I fucking knew that.
But watching Ellen unravel before my eyes—watching the grief swallow her piece by piece, watching the ghosts of her past consume her—was a fate worse than death.
She was slipping.
I could feel it in every shuddering breath she took, in the way she clung to me like I was the last thing tethering her to reality.
I was.
I was the last thing holding her together.
And I was losing her.
My mind was in knots at the thought alone.
What would I be without you, Red?
I had forgotten the last time her voice didn’t haunt me, the last time her face didn’t flash in my mind. The last time her phantom touches didn’t linger on my skin.
I had been tethered to her long before I read those results.
I raked a hand through my hair, pacing like a caged animal, my chest heaving. “You expect me to just stand by and do nothing?”
Amelia shook her head, exhaustion clear in her eyes. “No. I expect you to make a choice.”

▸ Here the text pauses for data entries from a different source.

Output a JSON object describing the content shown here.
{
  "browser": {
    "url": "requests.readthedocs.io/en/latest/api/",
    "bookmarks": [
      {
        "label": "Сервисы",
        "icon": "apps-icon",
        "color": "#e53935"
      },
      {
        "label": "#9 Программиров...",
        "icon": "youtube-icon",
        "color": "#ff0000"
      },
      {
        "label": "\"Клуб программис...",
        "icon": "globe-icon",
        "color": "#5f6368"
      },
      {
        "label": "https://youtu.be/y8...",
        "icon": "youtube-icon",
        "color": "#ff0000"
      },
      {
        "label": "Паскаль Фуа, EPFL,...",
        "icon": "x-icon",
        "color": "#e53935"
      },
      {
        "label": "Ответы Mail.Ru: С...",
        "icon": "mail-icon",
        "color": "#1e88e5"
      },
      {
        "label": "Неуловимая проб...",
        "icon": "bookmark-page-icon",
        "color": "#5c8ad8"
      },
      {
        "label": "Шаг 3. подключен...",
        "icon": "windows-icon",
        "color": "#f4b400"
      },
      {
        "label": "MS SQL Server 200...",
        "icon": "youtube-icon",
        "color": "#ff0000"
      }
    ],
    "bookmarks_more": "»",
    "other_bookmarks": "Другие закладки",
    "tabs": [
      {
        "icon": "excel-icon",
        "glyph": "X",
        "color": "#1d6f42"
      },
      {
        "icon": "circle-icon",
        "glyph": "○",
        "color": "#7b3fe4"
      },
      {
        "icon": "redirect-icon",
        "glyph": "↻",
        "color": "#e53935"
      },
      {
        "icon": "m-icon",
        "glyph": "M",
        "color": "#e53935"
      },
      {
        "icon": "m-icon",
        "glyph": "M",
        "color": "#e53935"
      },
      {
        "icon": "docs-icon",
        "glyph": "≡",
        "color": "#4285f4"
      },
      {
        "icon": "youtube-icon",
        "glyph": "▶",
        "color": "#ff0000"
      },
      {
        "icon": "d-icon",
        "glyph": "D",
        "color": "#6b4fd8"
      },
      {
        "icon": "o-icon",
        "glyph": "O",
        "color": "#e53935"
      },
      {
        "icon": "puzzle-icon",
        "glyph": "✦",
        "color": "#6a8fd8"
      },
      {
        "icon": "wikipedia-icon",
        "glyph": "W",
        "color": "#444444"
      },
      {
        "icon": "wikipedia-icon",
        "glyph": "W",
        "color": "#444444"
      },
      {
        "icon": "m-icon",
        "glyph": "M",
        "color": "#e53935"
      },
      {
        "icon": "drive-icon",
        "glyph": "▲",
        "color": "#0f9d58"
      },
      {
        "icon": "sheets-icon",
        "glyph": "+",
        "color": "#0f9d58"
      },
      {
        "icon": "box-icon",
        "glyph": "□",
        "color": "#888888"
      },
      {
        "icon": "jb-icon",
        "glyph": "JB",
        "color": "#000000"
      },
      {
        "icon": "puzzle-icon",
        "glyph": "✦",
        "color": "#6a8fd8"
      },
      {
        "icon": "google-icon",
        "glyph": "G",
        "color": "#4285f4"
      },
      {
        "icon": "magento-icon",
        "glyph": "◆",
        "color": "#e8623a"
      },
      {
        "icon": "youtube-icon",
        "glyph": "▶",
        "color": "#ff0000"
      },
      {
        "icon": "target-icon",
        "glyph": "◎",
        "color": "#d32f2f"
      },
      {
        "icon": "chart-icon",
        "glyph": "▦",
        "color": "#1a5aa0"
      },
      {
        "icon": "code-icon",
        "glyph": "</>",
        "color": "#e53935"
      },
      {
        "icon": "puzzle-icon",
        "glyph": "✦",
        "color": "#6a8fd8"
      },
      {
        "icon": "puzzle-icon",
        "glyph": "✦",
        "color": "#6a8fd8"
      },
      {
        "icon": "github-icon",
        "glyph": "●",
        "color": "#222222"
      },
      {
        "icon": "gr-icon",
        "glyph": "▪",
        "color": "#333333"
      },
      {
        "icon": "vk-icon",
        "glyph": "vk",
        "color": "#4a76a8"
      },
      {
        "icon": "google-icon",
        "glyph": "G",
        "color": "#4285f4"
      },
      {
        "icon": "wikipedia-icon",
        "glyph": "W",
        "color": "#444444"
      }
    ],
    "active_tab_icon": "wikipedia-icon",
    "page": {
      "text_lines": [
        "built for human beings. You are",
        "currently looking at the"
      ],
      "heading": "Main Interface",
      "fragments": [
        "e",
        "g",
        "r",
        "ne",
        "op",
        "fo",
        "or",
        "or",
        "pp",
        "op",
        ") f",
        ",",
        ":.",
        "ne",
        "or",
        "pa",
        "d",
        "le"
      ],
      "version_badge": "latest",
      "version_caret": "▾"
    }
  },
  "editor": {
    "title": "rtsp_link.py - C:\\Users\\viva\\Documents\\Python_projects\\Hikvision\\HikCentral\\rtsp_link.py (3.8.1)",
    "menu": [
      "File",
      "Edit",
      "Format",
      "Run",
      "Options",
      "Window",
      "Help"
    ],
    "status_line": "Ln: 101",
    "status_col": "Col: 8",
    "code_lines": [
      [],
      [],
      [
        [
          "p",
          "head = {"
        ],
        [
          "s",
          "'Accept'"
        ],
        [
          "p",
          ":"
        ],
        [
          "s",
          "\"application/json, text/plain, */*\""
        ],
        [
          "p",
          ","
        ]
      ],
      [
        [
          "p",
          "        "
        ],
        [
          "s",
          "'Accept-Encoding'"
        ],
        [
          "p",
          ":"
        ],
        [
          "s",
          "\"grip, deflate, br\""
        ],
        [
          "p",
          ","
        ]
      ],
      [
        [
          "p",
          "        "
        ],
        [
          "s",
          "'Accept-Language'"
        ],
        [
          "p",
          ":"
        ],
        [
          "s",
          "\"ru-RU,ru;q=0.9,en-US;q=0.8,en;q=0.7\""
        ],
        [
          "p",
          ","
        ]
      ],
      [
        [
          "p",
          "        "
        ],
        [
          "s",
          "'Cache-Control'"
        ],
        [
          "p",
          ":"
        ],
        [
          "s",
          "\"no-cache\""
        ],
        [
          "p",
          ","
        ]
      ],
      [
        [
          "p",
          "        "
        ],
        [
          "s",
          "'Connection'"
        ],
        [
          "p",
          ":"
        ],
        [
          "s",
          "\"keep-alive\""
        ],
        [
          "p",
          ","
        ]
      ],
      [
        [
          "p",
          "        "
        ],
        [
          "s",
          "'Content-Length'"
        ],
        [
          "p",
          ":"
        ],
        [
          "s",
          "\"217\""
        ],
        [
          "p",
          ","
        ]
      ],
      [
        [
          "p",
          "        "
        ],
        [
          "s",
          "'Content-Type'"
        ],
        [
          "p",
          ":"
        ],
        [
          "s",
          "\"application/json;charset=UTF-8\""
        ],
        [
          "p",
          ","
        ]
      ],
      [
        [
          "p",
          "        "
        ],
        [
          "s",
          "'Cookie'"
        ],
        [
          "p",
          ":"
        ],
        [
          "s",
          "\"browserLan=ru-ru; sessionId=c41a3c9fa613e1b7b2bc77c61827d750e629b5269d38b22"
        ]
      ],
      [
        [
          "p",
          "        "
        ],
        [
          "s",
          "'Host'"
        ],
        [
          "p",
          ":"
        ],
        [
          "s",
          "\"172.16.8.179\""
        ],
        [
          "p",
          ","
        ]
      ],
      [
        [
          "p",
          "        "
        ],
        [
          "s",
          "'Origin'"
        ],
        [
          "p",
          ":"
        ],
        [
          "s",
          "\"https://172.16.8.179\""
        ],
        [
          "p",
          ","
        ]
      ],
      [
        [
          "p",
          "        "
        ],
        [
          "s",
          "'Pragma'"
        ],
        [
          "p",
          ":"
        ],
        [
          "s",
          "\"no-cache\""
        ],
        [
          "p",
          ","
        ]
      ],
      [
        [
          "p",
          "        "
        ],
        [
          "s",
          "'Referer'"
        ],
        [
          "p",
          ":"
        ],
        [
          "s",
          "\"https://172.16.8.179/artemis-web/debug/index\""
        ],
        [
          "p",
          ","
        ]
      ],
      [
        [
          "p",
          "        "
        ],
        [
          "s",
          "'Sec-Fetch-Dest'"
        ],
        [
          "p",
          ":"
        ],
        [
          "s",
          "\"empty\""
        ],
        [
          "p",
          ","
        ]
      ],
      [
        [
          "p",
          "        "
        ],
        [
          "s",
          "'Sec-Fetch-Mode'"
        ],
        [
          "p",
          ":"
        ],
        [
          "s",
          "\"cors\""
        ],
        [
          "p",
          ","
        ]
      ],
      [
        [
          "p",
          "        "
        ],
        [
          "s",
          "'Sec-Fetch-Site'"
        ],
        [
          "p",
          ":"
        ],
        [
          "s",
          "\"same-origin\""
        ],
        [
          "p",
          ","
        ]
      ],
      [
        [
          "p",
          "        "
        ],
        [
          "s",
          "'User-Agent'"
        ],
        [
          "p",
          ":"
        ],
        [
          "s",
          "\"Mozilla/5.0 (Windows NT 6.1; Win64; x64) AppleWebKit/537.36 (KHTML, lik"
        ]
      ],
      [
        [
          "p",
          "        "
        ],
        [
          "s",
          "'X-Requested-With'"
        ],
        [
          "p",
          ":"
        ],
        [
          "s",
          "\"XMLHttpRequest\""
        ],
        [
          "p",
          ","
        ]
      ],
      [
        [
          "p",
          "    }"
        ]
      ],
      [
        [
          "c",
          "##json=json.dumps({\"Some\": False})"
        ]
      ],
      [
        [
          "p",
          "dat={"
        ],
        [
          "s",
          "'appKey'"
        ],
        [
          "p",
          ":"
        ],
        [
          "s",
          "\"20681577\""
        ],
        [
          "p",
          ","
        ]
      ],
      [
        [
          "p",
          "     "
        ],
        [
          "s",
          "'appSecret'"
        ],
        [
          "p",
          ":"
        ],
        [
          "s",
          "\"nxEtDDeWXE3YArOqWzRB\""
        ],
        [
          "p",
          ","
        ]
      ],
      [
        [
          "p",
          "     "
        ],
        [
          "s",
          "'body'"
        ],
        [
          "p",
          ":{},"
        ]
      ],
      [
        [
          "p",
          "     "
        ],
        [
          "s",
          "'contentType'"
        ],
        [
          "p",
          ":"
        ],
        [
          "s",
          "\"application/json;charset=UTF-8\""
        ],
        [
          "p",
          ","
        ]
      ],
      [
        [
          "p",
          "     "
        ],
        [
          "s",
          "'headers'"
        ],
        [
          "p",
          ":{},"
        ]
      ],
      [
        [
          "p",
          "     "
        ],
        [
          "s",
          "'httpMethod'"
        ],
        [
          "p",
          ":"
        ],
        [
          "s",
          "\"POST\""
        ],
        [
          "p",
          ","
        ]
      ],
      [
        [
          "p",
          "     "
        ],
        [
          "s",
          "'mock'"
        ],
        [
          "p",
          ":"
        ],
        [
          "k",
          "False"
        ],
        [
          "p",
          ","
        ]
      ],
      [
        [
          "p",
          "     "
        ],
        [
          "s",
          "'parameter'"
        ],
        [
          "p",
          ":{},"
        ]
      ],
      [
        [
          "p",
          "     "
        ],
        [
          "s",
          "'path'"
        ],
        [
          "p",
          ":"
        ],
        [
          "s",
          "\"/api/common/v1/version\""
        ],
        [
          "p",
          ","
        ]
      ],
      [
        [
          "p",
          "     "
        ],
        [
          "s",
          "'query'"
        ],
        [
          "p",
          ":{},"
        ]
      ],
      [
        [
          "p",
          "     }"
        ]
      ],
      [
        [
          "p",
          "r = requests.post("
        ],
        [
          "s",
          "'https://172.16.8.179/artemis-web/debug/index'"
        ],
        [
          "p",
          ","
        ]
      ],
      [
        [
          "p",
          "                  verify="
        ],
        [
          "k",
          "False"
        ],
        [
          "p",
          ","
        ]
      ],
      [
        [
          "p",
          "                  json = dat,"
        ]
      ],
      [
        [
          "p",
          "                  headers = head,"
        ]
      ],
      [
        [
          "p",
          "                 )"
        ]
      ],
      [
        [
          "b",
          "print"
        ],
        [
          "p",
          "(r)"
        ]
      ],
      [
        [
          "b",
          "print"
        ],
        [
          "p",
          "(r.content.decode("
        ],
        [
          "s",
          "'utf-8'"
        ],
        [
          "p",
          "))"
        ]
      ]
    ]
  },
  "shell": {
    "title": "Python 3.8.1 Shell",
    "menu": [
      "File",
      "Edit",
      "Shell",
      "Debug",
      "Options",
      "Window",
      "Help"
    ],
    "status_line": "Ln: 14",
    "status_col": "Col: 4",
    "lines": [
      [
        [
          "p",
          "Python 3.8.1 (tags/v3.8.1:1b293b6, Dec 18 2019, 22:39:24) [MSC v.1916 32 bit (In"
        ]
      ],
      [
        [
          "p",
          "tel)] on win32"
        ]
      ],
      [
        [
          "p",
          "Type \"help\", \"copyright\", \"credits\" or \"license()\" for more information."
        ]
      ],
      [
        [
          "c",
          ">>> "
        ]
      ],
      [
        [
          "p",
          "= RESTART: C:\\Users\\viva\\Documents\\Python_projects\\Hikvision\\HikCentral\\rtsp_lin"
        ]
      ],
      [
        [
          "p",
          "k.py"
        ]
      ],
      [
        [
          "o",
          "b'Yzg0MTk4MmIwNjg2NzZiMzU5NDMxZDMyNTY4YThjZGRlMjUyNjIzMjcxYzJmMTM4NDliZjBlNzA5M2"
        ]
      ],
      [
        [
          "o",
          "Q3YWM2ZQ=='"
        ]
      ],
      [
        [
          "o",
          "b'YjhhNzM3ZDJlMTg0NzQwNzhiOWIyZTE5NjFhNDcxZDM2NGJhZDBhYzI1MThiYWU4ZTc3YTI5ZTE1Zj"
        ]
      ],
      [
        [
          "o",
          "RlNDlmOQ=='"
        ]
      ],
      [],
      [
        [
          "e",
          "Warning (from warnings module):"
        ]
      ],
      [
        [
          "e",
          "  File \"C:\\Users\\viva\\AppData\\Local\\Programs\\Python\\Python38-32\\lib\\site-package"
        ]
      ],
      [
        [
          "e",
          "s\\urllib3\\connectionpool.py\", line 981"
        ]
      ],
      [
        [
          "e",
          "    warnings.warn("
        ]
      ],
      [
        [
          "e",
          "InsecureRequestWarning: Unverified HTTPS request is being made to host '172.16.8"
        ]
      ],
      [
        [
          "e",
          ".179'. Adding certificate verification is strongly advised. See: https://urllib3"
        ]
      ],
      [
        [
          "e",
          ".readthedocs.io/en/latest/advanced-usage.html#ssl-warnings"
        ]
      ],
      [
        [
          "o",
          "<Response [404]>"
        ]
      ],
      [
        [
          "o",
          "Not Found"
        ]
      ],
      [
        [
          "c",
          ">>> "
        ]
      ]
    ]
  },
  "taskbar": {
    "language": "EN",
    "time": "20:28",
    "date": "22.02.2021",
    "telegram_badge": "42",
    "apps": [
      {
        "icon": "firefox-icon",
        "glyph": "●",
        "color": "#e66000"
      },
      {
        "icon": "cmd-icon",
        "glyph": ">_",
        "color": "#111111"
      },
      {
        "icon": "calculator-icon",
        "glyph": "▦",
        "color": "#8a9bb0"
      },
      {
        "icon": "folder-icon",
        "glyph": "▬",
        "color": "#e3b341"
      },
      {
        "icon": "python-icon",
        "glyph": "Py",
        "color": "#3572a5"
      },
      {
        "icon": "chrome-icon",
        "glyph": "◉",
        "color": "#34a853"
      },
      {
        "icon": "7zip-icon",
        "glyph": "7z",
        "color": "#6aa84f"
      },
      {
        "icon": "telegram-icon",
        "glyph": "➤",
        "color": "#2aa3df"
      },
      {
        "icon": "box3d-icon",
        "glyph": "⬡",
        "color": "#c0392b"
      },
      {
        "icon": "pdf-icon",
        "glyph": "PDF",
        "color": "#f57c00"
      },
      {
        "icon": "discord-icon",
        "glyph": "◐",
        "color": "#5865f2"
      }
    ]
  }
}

I bared my teeth at her, my wolf snarling beneath my skin. “Choice? What fucking choice? Either I pump her full of drugs and watch the last remnants of both her wolf and her wither away, or I stand by while the hollowing and grief tear her apart from the inside out?”
“Or,” Amelia said softly, carefully, like she was stepping across a battlefield, “you give her what she needs to fight.”
I stilled.
Amelia took a breath. “Right now, she’s fighting out of instinct. Out of survival. But survival isn’t enough. She needs something to hold onto, Hades. Something stronger than the fear, stronger than what she has now.”
My hands clenched into fists. “She has me.”
Amelia’s expression softened, but there was something sharp in her gaze. “Then show her that.”
I swallowed hard, my train of thoughts ramming into each other, my mind a gruesome cacophony. “How?”
She hesitated, then exhaled, as if coming to a decision. “The bond, Hades.”
A cold, sharp silence filled the room.
I stiffened. “What bond?” I never forgot, I could never forget but it suddenly felt better to be oblivious.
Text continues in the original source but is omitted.